1652 wurde das Marmordenkmal zu Ehren des Philosophen Edward Cooke errichtet. Schnell wurde es als “weeping statue” (weinende Statue) berühmt, da immer wieder Tränen am Denkmal herunterrollten. Doch woher kamen die wundersamen Tränen? Aus heutiger Sicht ist das “Wunder” schnell erklärt. Der weiche Marmor sammelte die Feuchtigkeit der Umgebung und gab sie als “Tränen” wieder ab.

Als zu viktorianischen Zeiten eine Heizung nahe der Statue installiert wurde, war es auch mit den Wundertränen vorbei.

Benjamin Franklin in der Lady Chapel

Benjamin Franklin (genau, einer der Gründungsväter der Vereinigten Staaten von Amerika) verbrachte mehrere Aufenthalte in London. Erstmals kam er im November 1724 in die Stadt. Damals sollte er sich eine eigene Druckerei aufbauen und Kontakte zu ansässigen Druckern und Papierherstellern herstellen. Als er jedoch in London ankam, kam das zugesagte Startkapital nie bei ihm an und er war quasi mittellos in London gestrandet.

Auf der Suche nach einem Job fand er eine Anstellung als Schriftsetzer in einer Druckerei. Die befand sich in der ehemaligen Lady Chapel von St Bartholomew the Great. Durch die Reformation war das große Kloster aufgelöst, die Lady Chapel in ein Privathaus samt Shop umgewandelt worden. Dort befand sich die Druckerei, in der Franklin einen Job fand.

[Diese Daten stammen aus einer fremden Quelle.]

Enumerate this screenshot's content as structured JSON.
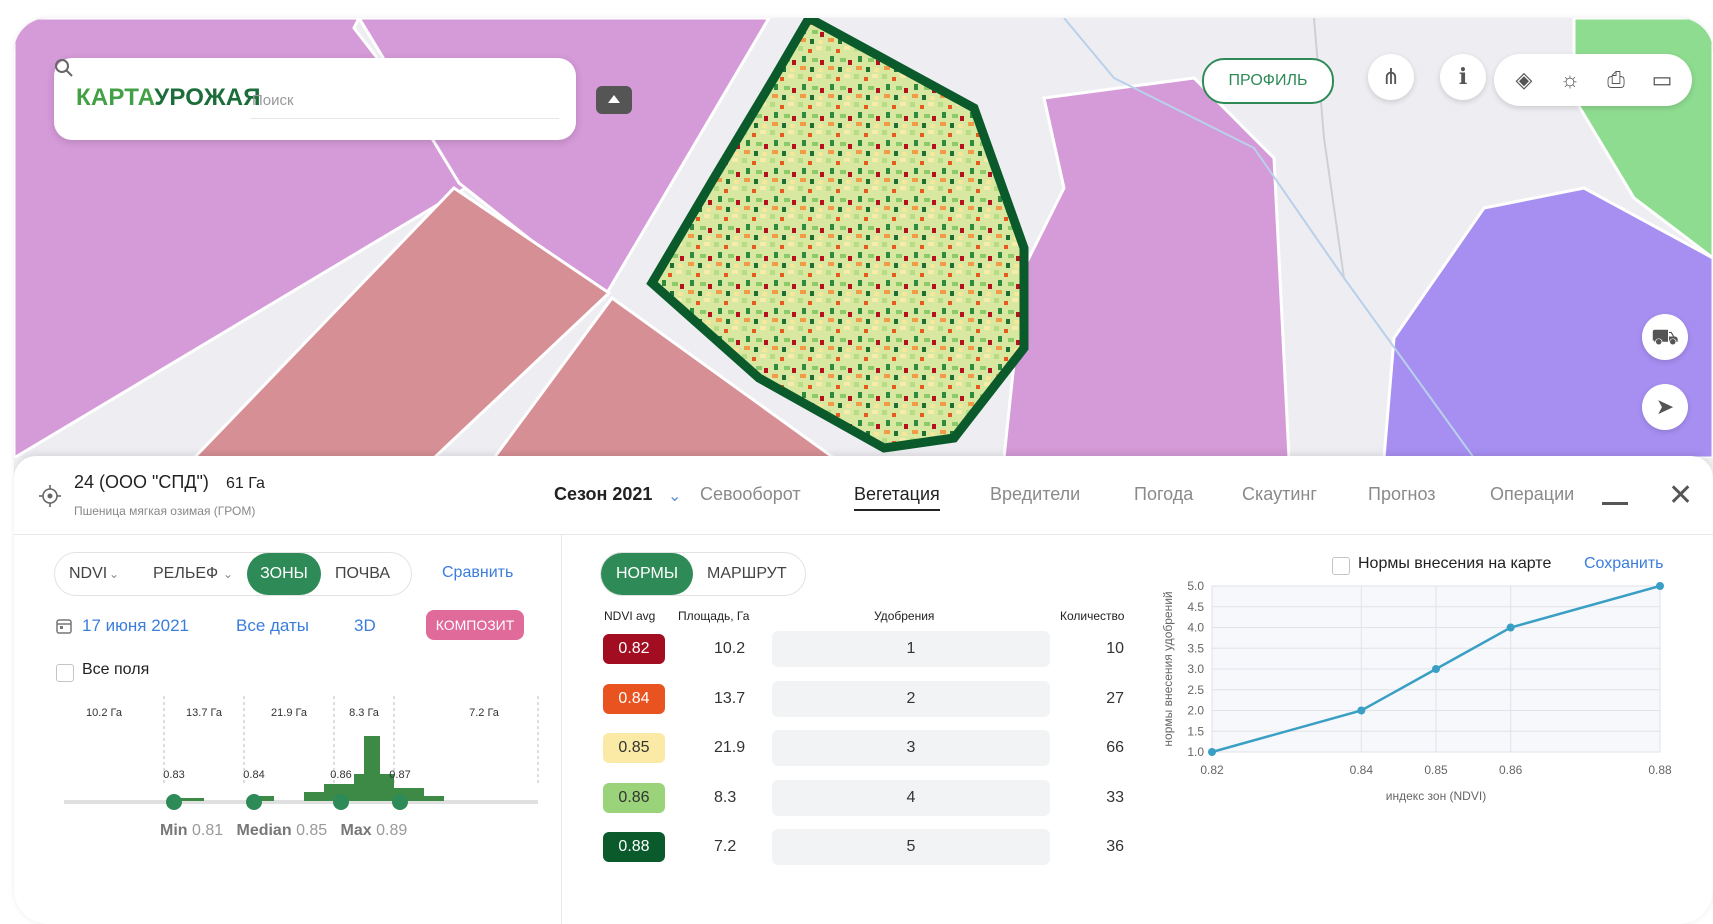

Erst 1885 wurde der Teil von der Kirche zurückgekauft, ab 1897 stand die Kapelle wieder für Gottesdienste zur Verfügung.

Damien Hirst Statue “Exquisite Pain”

Bartholomew (Bartholomäus) war einer der 12 Jünger Jesus, der als Apostel nach Armenien geschickt wurde. Dort wurde er bei lebendigem Leibe gehäutet und starb. Die aufrecht stehende, goldene Statue von Damien Hirst zeigt Bartholomew in genau diesem Zustand. Nackt, die Muskeln sichtbar, die abgezogene Haut hängt fast wie ein Mantel über dem rechten erhobenen Arm. In der rechten Hand hält er ein Skalpell, das Instrument seines Todes, das aber auch die Brücke zum nahe gelegenen Krankenhaus schlägt.

Die Statue stammt aus 2006 und ist eine Dauerleihgabe des Künstlers an die Kirche.

Gedenkgottesdienst für William Wallace

Am 23. August 2005 wurde anlässlich des 700-jährigen Jahrestages der Hinrichtung von Sir William Wallace in den nahegelegenen Smithfield Elms ein Gedenkgottesdienst in St Barts gehalten. Tausende Anhänger versammelten sich in der Kirche, nachdem sie von der Westminster Hall zum (nahe der Kirche gelegenen) Memorial gelaufen waren. Heute erinnert eine goldene Gedenktafel an dieses Event.

St Bartholomew im Film

Die Kirche war schon Drehort für mehrere Filme. Vielleicht kennst du “Four weddings and a funeral” (die vierte Hochzeit wurde hier abgehalten). Oder du hast “Transformers, the last knight” gesehen? Auch in Taboo mit Tom Hardy spielt die Kirche mit.

Nützliches für deinen Besuch

  • Aktuelle Informationen und Events findest du auf der Webseite von Great St Barts.
  • Die Kirche ist für Besucher von Montag bis Samstag von 10 bis 17 Uhr, am Sonntag von 13 bis 17 Uhr geöffnet.
  • Der Eintritt ist kostenlos, Spenden sind jedoch sehr willkommen.
  • In 2023 feiert St Barts das 900 jährige Bestehen. Das wird mit der “Barts900 Campaign” gefeiert, die versucht 10 Millionen £ zu sammeln, um aufwändig zu restaurieren und die Kirche für die nächsten Jahre fit zu machen. Wenn du die Initiative finanziell unterstützen willst, kannst du auf der Webseite von GreatBarts900 alle Infos finden.

Ich hoffe, dass diese Einblicke Inspiration genug sind, damit du dir diesen wunderbaren und einzigartigen Ort selber anschaust. Berichte gerne, wie es dir gefallen hat.